Endspiel – und du bist zwei Autofahrstunden von deinem Verein entfernt und nichts geht mehr. Auf der Tangente in Wien Richtung Graz ist ein Stau. Fahrbahnverengung. Zähflüssiger Verkehr ist eine maßlose Untertreibung. Der Verkehr steht.

::: Text von Martin G. Wanko [Hier im Printlayout lesen.]

Ich schaue zu meinem Nachbarn im Auto neben mir. Dem steht schon der Schweiß auf der Stirn. Der schaut auch nicht lustig. Ob ich ihn fragen soll, ob er auch zu meinem Verein fährt? Lieber nicht. Der kommt nicht von hier. Kleiner Bombenbauer? Man weiß ja nie. Ich drehe mich wieder weg.

Ich schaue auf die digitale Uhr am Armaturenbrett. 16:10 Uhr. Um 18:30 Uhr beginnt der Kick und ich sitze bei gefühlten 50 Grad im Auto, 200 Kilometer entfernt. Stell dir vor, du schaffst es nicht pünktlich zum Kick, und die vermasseln das! Dann bist du mit schuld! Der, der nicht dort ist, hat immer mehr Schuld, als der, der dort ist. Und du bist nicht dort, noch nicht. Ich lache mich tot, wir durchfahren die Section Control mit 15 km/h. Warum heißt der Dreck eigentlich nicht Abschnittskontrolle? Der Verkehr kommt ins Rollen. 20 Minuten Zeit verkackt! Der Herr Bombenbauer neben mir im Auto wirkt nun ebenfalls erleichtert. Er schaut zu mir. »Jetzt geht’s los!«, spreche ich ihn an. Er bleibt stumm und starrt gerade aus. Ein bisserl zum Fürchten, er denkt wahrscheinlich das Gleiche über mich. Egal!

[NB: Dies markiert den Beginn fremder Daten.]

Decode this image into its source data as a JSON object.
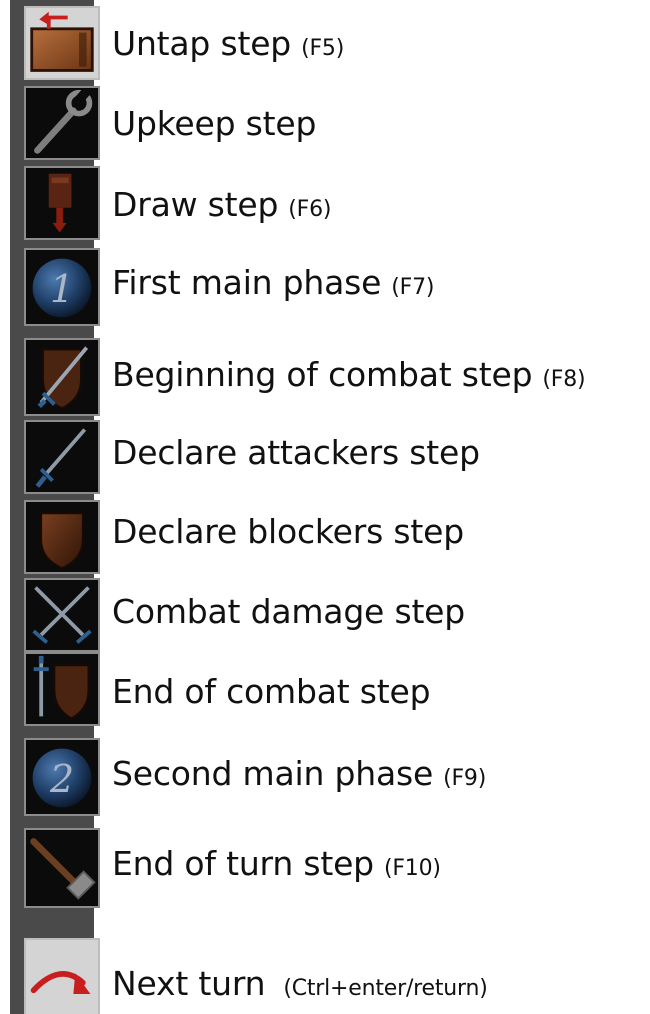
{
  "phases": [
    {
      "label": "Untap step",
      "shortcut": "(F5)",
      "icon": "untap-icon"
    },
    {
      "label": "Upkeep step",
      "shortcut": "",
      "icon": "wrench-icon"
    },
    {
      "label": "Draw step",
      "shortcut": "(F6)",
      "icon": "draw-card-icon"
    },
    {
      "label": "First main phase",
      "shortcut": "(F7)",
      "icon": "number-one-orb-icon"
    },
    {
      "label": "Beginning of combat step",
      "shortcut": "(F8)",
      "icon": "shield-sword-icon"
    },
    {
      "label": "Declare attackers step",
      "shortcut": "",
      "icon": "sword-icon"
    },
    {
      "label": "Declare blockers step",
      "shortcut": "",
      "icon": "shield-icon"
    },
    {
      "label": "Combat damage step",
      "shortcut": "",
      "icon": "crossed-swords-icon"
    },
    {
      "label": "End of combat step",
      "shortcut": "",
      "icon": "sword-and-shield-icon"
    },
    {
      "label": "Second main phase",
      "shortcut": "(F9)",
      "icon": "number-two-orb-icon"
    },
    {
      "label": "End of turn step",
      "shortcut": "(F10)",
      "icon": "hammer-icon"
    }
  ],
  "next_turn": {
    "label": "Next turn",
    "shortcut": "(Ctrl+enter/return)",
    "icon": "curved-arrow-icon"
  },
  "orb_numbers": {
    "first": "1",
    "second": "2"
  },
  "colors": {
    "strip": "#4a4a4a",
    "button": "#0b0b0b",
    "button_border": "#8c8c8c",
    "light_button": "#d4d4d4",
    "brown": "#7a3f20",
    "blue": "#2f5f8f",
    "red": "#c81e1e"
  }
}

Heute holen wir uns die Schale ab. Geht ja nicht anders. Seit vier Jahren das wichtigste Spiel. Das sind über 120 Spiele in Summe! Sollte also niemand sagen, wir hätten uns nicht vorbereitet. Wird sogar online übertragen. Wenn du da nicht die Nerven behältst, schaut das ganz blöd aus. Noch ein Stück blöder, als wenn ich den Kick versäume. Immerhin passieren wir gerade die SCS, Tschüss Mödling, hallo Wiener Neustadt. Keine Ahnung, warum sich der Verein bis zur letzten Minute Zeit gelassen hat. So etwas regelt man in Ruhe, drei Runden vor Schluss. Aber gut, es ist eine dramaturgische Meisterleistung. Den Kassier freut es auch. Ausverkauft ist ausverkauft. Und hoffentlich gewinnen wir. Ich gehe auf die Überholspur. 120, 130, 140, 150, wieder zurück auf 140. Wir wollen es nicht übertreiben. Ich brauche meinen Skoda auch noch am nächsten Tag. Klimaanlage aus und Fenster runter. Musik lauter. Ich gehe im Kopf die Aufstellung durch. Patrick Haider im Tor. Der darf hinten nichts zulassen.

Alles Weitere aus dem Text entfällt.